Fine-tuning a locally saved model on NER task

A few days ago I further prep-trained nlpaueb/legal-bert-base-uncased (nlpaueb/legal-bert-base-uncased · Hugging Face) model for masked token prediction task on a custom dataset using run_mlm.py. After training being done, I saved the model in a local directory. I can see pytorch_model.bin, config.json, all other required files in this directory.

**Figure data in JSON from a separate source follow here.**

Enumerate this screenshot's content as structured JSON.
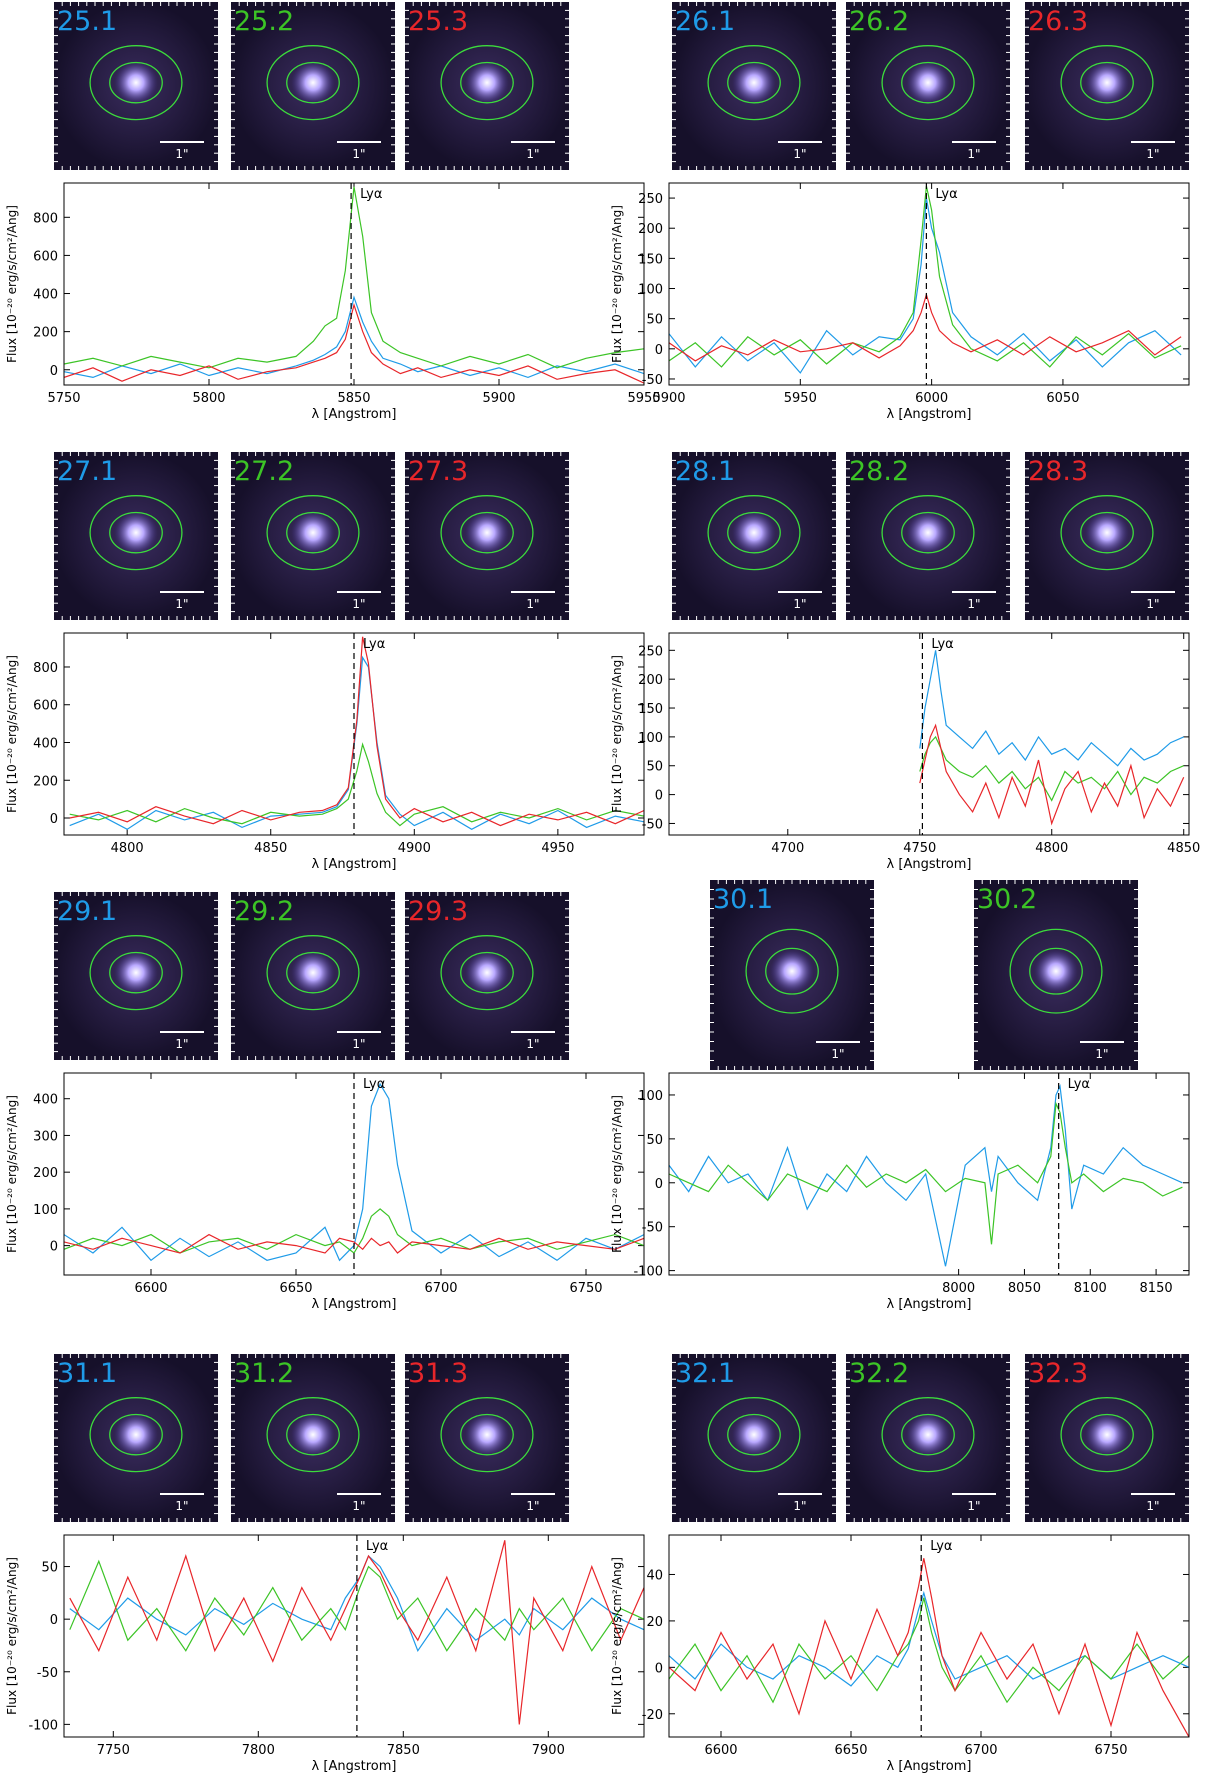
{
  "chart_data": [
    {
      "type": "line",
      "xlabel": "λ [Angstrom]",
      "ylabel": "Flux [10⁻²⁰ erg/s/cm²/Ang]",
      "scale_label": "1\"",
      "xlim": [
        5750,
        5950
      ],
      "xticks": [
        5750,
        5800,
        5850,
        5900,
        5950
      ],
      "ylim": [
        -80,
        980
      ],
      "yticks": [
        0,
        200,
        400,
        600,
        800
      ],
      "annotations": [
        {
          "text": "Lyα",
          "x": 5849
        }
      ],
      "x": [
        5750,
        5760,
        5770,
        5780,
        5790,
        5800,
        5810,
        5820,
        5830,
        5836,
        5840,
        5844,
        5847,
        5850,
        5853,
        5856,
        5860,
        5866,
        5872,
        5880,
        5890,
        5900,
        5910,
        5920,
        5930,
        5940,
        5950
      ],
      "series": [
        {
          "name": "25.1",
          "color": "#1f9be8",
          "values": [
            -10,
            -40,
            20,
            -20,
            30,
            -30,
            10,
            -20,
            20,
            50,
            80,
            120,
            200,
            380,
            250,
            150,
            60,
            30,
            -10,
            20,
            -30,
            10,
            -40,
            20,
            -10,
            30,
            -20
          ]
        },
        {
          "name": "25.2",
          "color": "#3cc426",
          "values": [
            30,
            60,
            20,
            70,
            40,
            10,
            60,
            40,
            70,
            150,
            230,
            270,
            520,
            960,
            700,
            300,
            150,
            90,
            60,
            20,
            70,
            30,
            80,
            10,
            60,
            90,
            110
          ]
        },
        {
          "name": "25.3",
          "color": "#e8262a",
          "values": [
            -40,
            10,
            -60,
            0,
            -30,
            20,
            -50,
            -10,
            10,
            40,
            60,
            90,
            160,
            340,
            200,
            90,
            30,
            -20,
            10,
            -40,
            0,
            -30,
            20,
            -50,
            -20,
            0,
            -70
          ]
        }
      ]
    },
    {
      "type": "line",
      "xlabel": "λ [Angstrom]",
      "ylabel": "Flux [10⁻²⁰ erg/s/cm²/Ang]",
      "scale_label": "1\"",
      "xlim": [
        5900,
        6098
      ],
      "xticks": [
        5900,
        5950,
        6000,
        6050
      ],
      "ylim": [
        -60,
        275
      ],
      "yticks": [
        -50,
        0,
        50,
        100,
        150,
        200,
        250
      ],
      "annotations": [
        {
          "text": "Lyα",
          "x": 5998
        }
      ],
      "x": [
        5900,
        5910,
        5920,
        5930,
        5940,
        5950,
        5960,
        5970,
        5980,
        5988,
        5993,
        5996,
        5998,
        6000,
        6003,
        6008,
        6015,
        6025,
        6035,
        6045,
        6055,
        6065,
        6075,
        6085,
        6095
      ],
      "series": [
        {
          "name": "26.1",
          "color": "#1f9be8",
          "values": [
            25,
            -30,
            20,
            -20,
            10,
            -40,
            30,
            -10,
            20,
            15,
            50,
            140,
            250,
            200,
            160,
            60,
            20,
            -10,
            25,
            -20,
            15,
            -30,
            10,
            30,
            -10
          ]
        },
        {
          "name": "26.2",
          "color": "#3cc426",
          "values": [
            -20,
            10,
            -30,
            20,
            -10,
            15,
            -25,
            10,
            -5,
            20,
            60,
            180,
            270,
            230,
            120,
            40,
            0,
            -20,
            10,
            -30,
            20,
            -10,
            25,
            -15,
            5
          ]
        },
        {
          "name": "26.3",
          "color": "#e8262a",
          "values": [
            10,
            -20,
            5,
            -10,
            15,
            -5,
            0,
            10,
            -15,
            5,
            30,
            60,
            90,
            60,
            30,
            10,
            -5,
            15,
            -10,
            20,
            -5,
            10,
            30,
            -10,
            20
          ]
        }
      ]
    },
    {
      "type": "line",
      "xlabel": "λ [Angstrom]",
      "ylabel": "Flux [10⁻²⁰ erg/s/cm²/Ang]",
      "scale_label": "1\"",
      "xlim": [
        4778,
        4980
      ],
      "xticks": [
        4800,
        4850,
        4900,
        4950
      ],
      "ylim": [
        -90,
        980
      ],
      "yticks": [
        0,
        200,
        400,
        600,
        800
      ],
      "annotations": [
        {
          "text": "Lyα",
          "x": 4879
        }
      ],
      "x": [
        4780,
        4790,
        4800,
        4810,
        4820,
        4830,
        4840,
        4850,
        4860,
        4868,
        4873,
        4877,
        4880,
        4882,
        4884,
        4887,
        4890,
        4895,
        4900,
        4910,
        4920,
        4930,
        4940,
        4950,
        4960,
        4970,
        4980
      ],
      "series": [
        {
          "name": "27.1",
          "color": "#1f9be8",
          "values": [
            -40,
            20,
            -60,
            40,
            -10,
            30,
            -50,
            10,
            20,
            30,
            60,
            150,
            500,
            850,
            800,
            400,
            120,
            20,
            -40,
            30,
            -60,
            20,
            -30,
            40,
            -50,
            10,
            -20
          ]
        },
        {
          "name": "27.2",
          "color": "#3cc426",
          "values": [
            20,
            -10,
            40,
            -20,
            50,
            0,
            -30,
            30,
            10,
            20,
            50,
            100,
            250,
            390,
            300,
            130,
            30,
            -40,
            20,
            60,
            -20,
            30,
            0,
            50,
            -10,
            40,
            10
          ]
        },
        {
          "name": "27.3",
          "color": "#e8262a",
          "values": [
            0,
            30,
            -20,
            60,
            10,
            -30,
            40,
            -10,
            30,
            40,
            70,
            160,
            520,
            960,
            820,
            380,
            100,
            0,
            50,
            -20,
            30,
            -40,
            20,
            -10,
            30,
            -30,
            40
          ]
        }
      ]
    },
    {
      "type": "line",
      "xlabel": "λ [Angstrom]",
      "ylabel": "Flux [10⁻²⁰ erg/s/cm²/Ang]",
      "scale_label": "1\"",
      "xlim": [
        4655,
        4852
      ],
      "xticks": [
        4700,
        4750,
        4800,
        4850
      ],
      "ylim": [
        -70,
        280
      ],
      "yticks": [
        -50,
        0,
        50,
        100,
        150,
        200,
        250
      ],
      "annotations": [
        {
          "text": "Lyα",
          "x": 4751
        }
      ],
      "x": [
        4750,
        4752,
        4754,
        4756,
        4758,
        4760,
        4765,
        4770,
        4775,
        4780,
        4785,
        4790,
        4795,
        4800,
        4805,
        4810,
        4815,
        4820,
        4825,
        4830,
        4835,
        4840,
        4845,
        4850
      ],
      "series": [
        {
          "name": "28.1",
          "color": "#1f9be8",
          "values": [
            80,
            150,
            200,
            250,
            180,
            120,
            100,
            80,
            110,
            70,
            90,
            60,
            100,
            70,
            80,
            60,
            90,
            70,
            50,
            80,
            60,
            70,
            90,
            100
          ]
        },
        {
          "name": "28.2",
          "color": "#3cc426",
          "values": [
            40,
            70,
            90,
            100,
            80,
            60,
            40,
            30,
            50,
            20,
            40,
            10,
            30,
            -10,
            40,
            20,
            30,
            10,
            40,
            0,
            30,
            20,
            40,
            50
          ]
        },
        {
          "name": "28.3",
          "color": "#e8262a",
          "values": [
            20,
            60,
            100,
            120,
            80,
            40,
            0,
            -30,
            20,
            -40,
            30,
            -20,
            60,
            -50,
            10,
            40,
            -30,
            20,
            -20,
            50,
            -40,
            10,
            -20,
            30
          ]
        }
      ]
    },
    {
      "type": "line",
      "xlabel": "λ [Angstrom]",
      "ylabel": "Flux [10⁻²⁰ erg/s/cm²/Ang]",
      "scale_label": "1\"",
      "xlim": [
        6570,
        6770
      ],
      "xticks": [
        6600,
        6650,
        6700,
        6750
      ],
      "ylim": [
        -80,
        470
      ],
      "yticks": [
        0,
        100,
        200,
        300,
        400
      ],
      "annotations": [
        {
          "text": "Lyα",
          "x": 6670
        }
      ],
      "x": [
        6570,
        6580,
        6590,
        6600,
        6610,
        6620,
        6630,
        6640,
        6650,
        6660,
        6665,
        6670,
        6673,
        6676,
        6679,
        6682,
        6685,
        6690,
        6700,
        6710,
        6720,
        6730,
        6740,
        6750,
        6760,
        6770
      ],
      "series": [
        {
          "name": "29.1",
          "color": "#1f9be8",
          "values": [
            30,
            -20,
            50,
            -40,
            20,
            -30,
            10,
            -40,
            -20,
            50,
            -40,
            0,
            100,
            380,
            440,
            400,
            220,
            40,
            -20,
            30,
            -30,
            10,
            -40,
            20,
            -10,
            30
          ]
        },
        {
          "name": "29.2",
          "color": "#3cc426",
          "values": [
            -10,
            20,
            0,
            30,
            -20,
            10,
            20,
            -10,
            30,
            0,
            10,
            -20,
            20,
            80,
            100,
            80,
            30,
            0,
            20,
            -10,
            10,
            20,
            -10,
            10,
            30,
            0
          ]
        },
        {
          "name": "29.3",
          "color": "#e8262a",
          "values": [
            10,
            -10,
            20,
            0,
            -20,
            30,
            -10,
            10,
            0,
            -20,
            20,
            10,
            -10,
            20,
            0,
            10,
            -20,
            10,
            0,
            -10,
            20,
            -10,
            10,
            0,
            -10,
            20
          ]
        }
      ]
    },
    {
      "type": "line",
      "xlabel": "λ [Angstrom]",
      "ylabel": "Flux [10⁻²⁰ erg/s/cm²/Ang]",
      "scale_label": "1\"",
      "xlim": [
        7780,
        8175
      ],
      "xticks": [
        8000,
        8050,
        8100,
        8150
      ],
      "ylim": [
        -105,
        125
      ],
      "yticks": [
        -100,
        -50,
        0,
        50,
        100
      ],
      "annotations": [
        {
          "text": "Lyα",
          "x": 8076
        }
      ],
      "x": [
        7780,
        7795,
        7810,
        7825,
        7840,
        7855,
        7870,
        7885,
        7900,
        7915,
        7930,
        7945,
        7960,
        7975,
        7990,
        8005,
        8020,
        8025,
        8030,
        8045,
        8060,
        8070,
        8074,
        8077,
        8081,
        8086,
        8095,
        8110,
        8125,
        8140,
        8155,
        8170
      ],
      "series": [
        {
          "name": "30.1",
          "color": "#1f9be8",
          "values": [
            20,
            -10,
            30,
            0,
            10,
            -20,
            40,
            -30,
            10,
            -10,
            30,
            0,
            -20,
            10,
            -95,
            20,
            40,
            -10,
            30,
            0,
            -20,
            40,
            100,
            110,
            60,
            -30,
            20,
            10,
            40,
            20,
            10,
            0
          ]
        },
        {
          "name": "30.2",
          "color": "#3cc426",
          "values": [
            10,
            0,
            -10,
            20,
            0,
            -20,
            10,
            0,
            -10,
            20,
            -5,
            10,
            0,
            15,
            -10,
            5,
            0,
            -70,
            10,
            20,
            0,
            30,
            90,
            80,
            40,
            0,
            10,
            -10,
            5,
            0,
            -15,
            -5
          ]
        }
      ]
    },
    {
      "type": "line",
      "xlabel": "λ [Angstrom]",
      "ylabel": "Flux [10⁻²⁰ erg/s/cm²/Ang]",
      "scale_label": "1\"",
      "xlim": [
        7733,
        7933
      ],
      "xticks": [
        7750,
        7800,
        7850,
        7900
      ],
      "ylim": [
        -112,
        80
      ],
      "yticks": [
        -100,
        -50,
        0,
        50
      ],
      "annotations": [
        {
          "text": "Lyα",
          "x": 7834
        }
      ],
      "x": [
        7735,
        7745,
        7755,
        7765,
        7775,
        7785,
        7795,
        7805,
        7815,
        7825,
        7830,
        7835,
        7838,
        7842,
        7848,
        7855,
        7865,
        7875,
        7885,
        7890,
        7895,
        7905,
        7915,
        7925,
        7933
      ],
      "series": [
        {
          "name": "31.1",
          "color": "#1f9be8",
          "values": [
            10,
            -10,
            20,
            0,
            -15,
            10,
            -5,
            15,
            0,
            -10,
            20,
            40,
            60,
            50,
            20,
            -30,
            10,
            -20,
            0,
            -15,
            10,
            -10,
            20,
            0,
            -10
          ]
        },
        {
          "name": "31.2",
          "color": "#3cc426",
          "values": [
            -10,
            55,
            -20,
            10,
            -30,
            20,
            -15,
            30,
            -20,
            10,
            -10,
            30,
            50,
            40,
            0,
            20,
            -30,
            10,
            -20,
            10,
            -10,
            20,
            -30,
            10,
            0
          ]
        },
        {
          "name": "31.3",
          "color": "#e8262a",
          "values": [
            20,
            -30,
            40,
            -20,
            60,
            -30,
            20,
            -40,
            30,
            -20,
            10,
            40,
            60,
            45,
            10,
            -20,
            40,
            -30,
            75,
            -100,
            20,
            -30,
            50,
            -20,
            30
          ]
        }
      ]
    },
    {
      "type": "line",
      "xlabel": "λ [Angstrom]",
      "ylabel": "Flux [10⁻²⁰ erg/s/cm²/Ang]",
      "scale_label": "1\"",
      "xlim": [
        6580,
        6780
      ],
      "xticks": [
        6600,
        6650,
        6700,
        6750
      ],
      "ylim": [
        -30,
        57
      ],
      "yticks": [
        -20,
        0,
        20,
        40
      ],
      "annotations": [
        {
          "text": "Lyα",
          "x": 6677
        }
      ],
      "x": [
        6580,
        6590,
        6600,
        6610,
        6620,
        6630,
        6640,
        6650,
        6660,
        6668,
        6672,
        6676,
        6678,
        6681,
        6685,
        6690,
        6700,
        6710,
        6720,
        6730,
        6740,
        6750,
        6760,
        6770,
        6780
      ],
      "series": [
        {
          "name": "32.1",
          "color": "#1f9be8",
          "values": [
            5,
            -5,
            10,
            0,
            -5,
            5,
            0,
            -8,
            5,
            0,
            8,
            25,
            32,
            20,
            5,
            -5,
            0,
            5,
            -5,
            0,
            5,
            -5,
            0,
            5,
            0
          ]
        },
        {
          "name": "32.2",
          "color": "#3cc426",
          "values": [
            -5,
            10,
            -10,
            5,
            -15,
            10,
            -5,
            5,
            -10,
            5,
            10,
            20,
            30,
            15,
            0,
            -10,
            5,
            -15,
            0,
            -10,
            5,
            -5,
            10,
            -5,
            5
          ]
        },
        {
          "name": "32.3",
          "color": "#e8262a",
          "values": [
            0,
            -10,
            15,
            -5,
            10,
            -20,
            20,
            -5,
            25,
            5,
            15,
            35,
            47,
            30,
            5,
            -10,
            15,
            -5,
            10,
            -20,
            10,
            -25,
            15,
            -10,
            -30
          ]
        }
      ]
    }
  ]
}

Now I want to fine-tune this saved model on NER task using run_ner.py (in transformers 4.6.0) with another custom training data using the following command

python3 run_ner.py --model_name_or_path path-to-the-saved-model --train_file path-to-the-json-training-data --validation_file path-to-the-json-validation-data --do_train t --do_eval t --output_dir path-to-output-dir --overwrite_output_dir t --label_all_tokens t --return_entity_level_metrics t &> log-file.txt

log file shows the following error

Some weights of BertForTokenClassification were not initialized from the model checkpoint at /home/ubuntu/trained-model/legalbert_further_trained/ and are newly initialized: [‘classifier.bias’, ‘classifier.weight’]
You should probably TRAIN this model on a down-stream task to be able to use it for predictions and inference.
07/13/2021 18:17:44 - WARNING - datasets.arrow_dataset - Loading cached processed dataset at /home/ubuntu/.cache/huggingface/datasets/json/default-e94e893514cb3fcb/0.0.0/83d5b3a2f62630efc6b5315f00f20209b4ad91a00ac586597caee3a4da0bef02/cache-361f604016d1c665.arrow
07/13/2021 18:17:44 - WARNING - datasets.arrow_dataset - Loading cached processed dataset at /home/ubuntu/.cache/huggingface/datasets/json/default-e94e893514cb3fcb/0.0.0/83d5b3a2f62630efc6b5315f00f20209b4ad91a00ac586597caee3a4da0bef02/cache-a77e5011b7db5bd5.arrow
07/13/2021 18:17:44 - WARNING - datasets.arrow_dataset - Loading cached processed dataset at /home/ubuntu/.cache/huggingface/datasets/json/default-e94e893514cb3fcb/0.0.0/83d5b3a2f62630efc6b5315f00f20209b4ad91a00ac586597caee3a4da0bef02/cache-5659054e40c94504.arrow
07/13/2021 18:17:44 - WARNING - datasets.load - Using the latest cached version of the module from /home/ubuntu/.cache/huggingface/modules/datasets_modules/metrics/seqeval/1fde2544ac1f3f7e54c639c73221d3a5e5377d2213b9b0fdb579b96980b84b2e (last modified on Fri Jul 2 16:39:09 2021) since it couldn’t be found locally at seqeval/seqeval.py or remotely (ConnectionError).
[INFO|trainer.py:1047] 2021-07-13 18:17:48,569 >> Loading model from /home/ubuntu/trained-model/legalbert_further_trained/).
Traceback (most recent call last):
File “run_ner.py”, line 533, in
main()
File “run_ner.py”, line 478, in main
train_result = trainer.train(resume_from_checkpoint=checkpoint)
File “/home/ubuntu/.local/lib/python3.6/site-packages/transformers/trainer.py”, line 1066, in train
self._load_state_dict_in_model(state_dict)
File “/home/ubuntu/.local/lib/python3.6/site-packages/transformers/trainer.py”, line 1387, in _load_state_dict_in_model
if set(load_result.missing_keys) == set(self.model._keys_to_ignore_on_save):
TypeError: ‘NoneType’ object is not iterable.

Note that if I replace [–model_name_or_path path-to-the-saved-model] with [–model_name_or_path nlpaueb/legalbert-base-uncased] (or any other existing language model that I haven’t further pre-trained), run_ner.py runs without any issue.

Hey, I am in a similar situation: Trying to fine-tune a BERT model that has been saved locally with additional tokens added to its tokenizer vocabulary. I am getting the same error as you have described.
Was anyone able to identify the root cause of this issue?

In case anyone else is facing a similar issue: I found that I was adding new tokens to a BERT model using AutoModel and then trying to fine-tune using AutoModelForSequenceClassification. So, the fix was to load the BERT model as a Sequence Classification model itself using AutoModelForSequenceClassification when adding new tokens to the tokenizer.